July 7, 2016: Mapping Changed This County's Approach to Behavioral Health
Route Fifty surveyed San Bernadino County’s new GIS-based approach to behavioral health. The county began mapping consumers, clinic resources, and treatment data, which allowed officials to better understand why certain services were underutilized. County officials once believed it was because of the enduring stigma surrounding behavioral health care, but with the help of GIS data they realized it was at least partially because certain segments of the population had no easy access to care. The county was able to reallocate clinics and other key resources to improve countywide care, along with improving tracking of patients and connecting them to necessary care after hospitalizations.
June 26, 2016: MIT Researchers Aim to Conduct Health Checkup on City in Its Sewers
The Wall Street Journal reported on an MIT pilot project called Underworlds that is using robots to analyze sewage in Boston and Cambridge. The robots collect and test samples in sewers to identify infectious diseases, antibiotic-resistant bacteria, and drugs with the hope of enabling better monitoring of population health in cities.
June 20, 2016: Taking Predictive Analytics to the Beach
On Data-Smart, Sean Thornton wrote about Chicago’s new analytical model to enhance its beach water quality inspection process.

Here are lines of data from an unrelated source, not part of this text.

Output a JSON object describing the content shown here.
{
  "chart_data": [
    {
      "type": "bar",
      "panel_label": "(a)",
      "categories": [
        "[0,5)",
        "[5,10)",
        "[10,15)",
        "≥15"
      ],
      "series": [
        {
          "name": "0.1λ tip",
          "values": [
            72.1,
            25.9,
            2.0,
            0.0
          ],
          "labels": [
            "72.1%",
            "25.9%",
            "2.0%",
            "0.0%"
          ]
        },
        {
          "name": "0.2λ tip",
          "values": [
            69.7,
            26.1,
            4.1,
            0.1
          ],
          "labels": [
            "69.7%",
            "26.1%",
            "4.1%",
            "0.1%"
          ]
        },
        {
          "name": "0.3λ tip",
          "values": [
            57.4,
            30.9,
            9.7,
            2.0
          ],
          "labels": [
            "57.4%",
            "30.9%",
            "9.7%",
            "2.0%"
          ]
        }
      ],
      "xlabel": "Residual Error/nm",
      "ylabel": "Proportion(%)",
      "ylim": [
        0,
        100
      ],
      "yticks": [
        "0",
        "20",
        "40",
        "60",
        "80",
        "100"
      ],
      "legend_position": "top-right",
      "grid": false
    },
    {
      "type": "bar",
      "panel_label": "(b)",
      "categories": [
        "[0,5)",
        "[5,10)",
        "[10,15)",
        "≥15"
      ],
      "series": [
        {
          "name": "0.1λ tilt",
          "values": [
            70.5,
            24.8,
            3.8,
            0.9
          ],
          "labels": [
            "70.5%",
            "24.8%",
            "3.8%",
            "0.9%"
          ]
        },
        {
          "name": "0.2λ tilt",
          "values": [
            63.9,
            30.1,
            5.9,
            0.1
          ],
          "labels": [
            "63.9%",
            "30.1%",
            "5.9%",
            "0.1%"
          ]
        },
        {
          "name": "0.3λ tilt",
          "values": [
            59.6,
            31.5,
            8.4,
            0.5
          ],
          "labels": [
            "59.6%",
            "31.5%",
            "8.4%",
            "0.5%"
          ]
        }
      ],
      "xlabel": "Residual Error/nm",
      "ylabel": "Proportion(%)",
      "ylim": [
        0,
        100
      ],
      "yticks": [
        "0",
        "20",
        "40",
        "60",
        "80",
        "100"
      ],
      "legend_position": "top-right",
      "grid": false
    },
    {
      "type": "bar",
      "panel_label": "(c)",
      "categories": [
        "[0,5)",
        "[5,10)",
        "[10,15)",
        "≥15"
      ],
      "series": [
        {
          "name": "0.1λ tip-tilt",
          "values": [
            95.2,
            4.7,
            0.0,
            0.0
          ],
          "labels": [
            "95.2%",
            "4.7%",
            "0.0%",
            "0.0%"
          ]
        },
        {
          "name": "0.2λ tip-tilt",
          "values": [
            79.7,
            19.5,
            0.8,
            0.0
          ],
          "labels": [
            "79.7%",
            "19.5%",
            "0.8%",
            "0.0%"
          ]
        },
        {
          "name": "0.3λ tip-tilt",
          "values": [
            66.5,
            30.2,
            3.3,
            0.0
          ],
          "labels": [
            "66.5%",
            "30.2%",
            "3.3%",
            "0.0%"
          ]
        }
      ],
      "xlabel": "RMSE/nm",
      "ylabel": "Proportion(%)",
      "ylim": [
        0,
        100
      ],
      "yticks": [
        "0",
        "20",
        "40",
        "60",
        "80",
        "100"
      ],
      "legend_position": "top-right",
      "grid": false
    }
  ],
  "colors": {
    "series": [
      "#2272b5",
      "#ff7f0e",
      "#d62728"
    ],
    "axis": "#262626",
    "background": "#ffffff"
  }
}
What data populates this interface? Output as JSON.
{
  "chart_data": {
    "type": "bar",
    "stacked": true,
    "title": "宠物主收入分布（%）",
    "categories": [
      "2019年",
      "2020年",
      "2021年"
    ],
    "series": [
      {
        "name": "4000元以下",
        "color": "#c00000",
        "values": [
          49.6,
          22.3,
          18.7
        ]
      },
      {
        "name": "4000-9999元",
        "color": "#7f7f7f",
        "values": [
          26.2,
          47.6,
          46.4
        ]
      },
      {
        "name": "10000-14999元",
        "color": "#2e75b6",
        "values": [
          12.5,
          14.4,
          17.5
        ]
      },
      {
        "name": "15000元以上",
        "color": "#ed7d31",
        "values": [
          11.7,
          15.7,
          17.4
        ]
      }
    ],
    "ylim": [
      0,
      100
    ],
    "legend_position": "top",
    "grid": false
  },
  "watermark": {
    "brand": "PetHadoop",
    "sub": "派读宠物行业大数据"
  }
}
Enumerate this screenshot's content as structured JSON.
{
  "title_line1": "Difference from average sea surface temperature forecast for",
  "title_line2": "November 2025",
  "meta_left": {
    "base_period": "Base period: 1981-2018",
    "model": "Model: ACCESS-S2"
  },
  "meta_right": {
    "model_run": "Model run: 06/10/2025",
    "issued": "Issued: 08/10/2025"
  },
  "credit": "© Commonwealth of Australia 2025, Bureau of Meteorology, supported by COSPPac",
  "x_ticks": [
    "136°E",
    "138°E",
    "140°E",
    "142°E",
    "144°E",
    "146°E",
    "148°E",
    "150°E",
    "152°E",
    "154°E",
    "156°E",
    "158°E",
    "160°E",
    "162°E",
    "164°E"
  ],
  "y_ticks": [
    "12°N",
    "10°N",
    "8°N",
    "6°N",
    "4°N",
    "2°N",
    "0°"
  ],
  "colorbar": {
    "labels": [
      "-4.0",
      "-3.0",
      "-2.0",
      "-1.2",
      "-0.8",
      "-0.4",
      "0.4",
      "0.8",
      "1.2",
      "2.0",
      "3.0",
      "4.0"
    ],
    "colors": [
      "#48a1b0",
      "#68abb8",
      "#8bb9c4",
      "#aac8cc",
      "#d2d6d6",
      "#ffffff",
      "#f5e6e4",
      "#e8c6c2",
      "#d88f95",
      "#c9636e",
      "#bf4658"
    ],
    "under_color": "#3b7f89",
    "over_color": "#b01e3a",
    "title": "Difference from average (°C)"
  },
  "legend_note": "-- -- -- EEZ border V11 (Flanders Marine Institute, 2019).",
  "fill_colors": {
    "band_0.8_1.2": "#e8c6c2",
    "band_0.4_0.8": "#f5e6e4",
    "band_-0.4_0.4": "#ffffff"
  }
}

The model aims to predict which beaches may need to closed based on likely E. Coli contamination, which will help protect the public by providing more timely advisories. The tool is the not the city’s first municipal predictive analytics project, but it is the first one built entirely by a team of volunteers from Chicago’s civic tech community. The work of these civic-minded “citizen data scientists” signals a maturation in the relationship between Chicago’s local government and its civic tech community.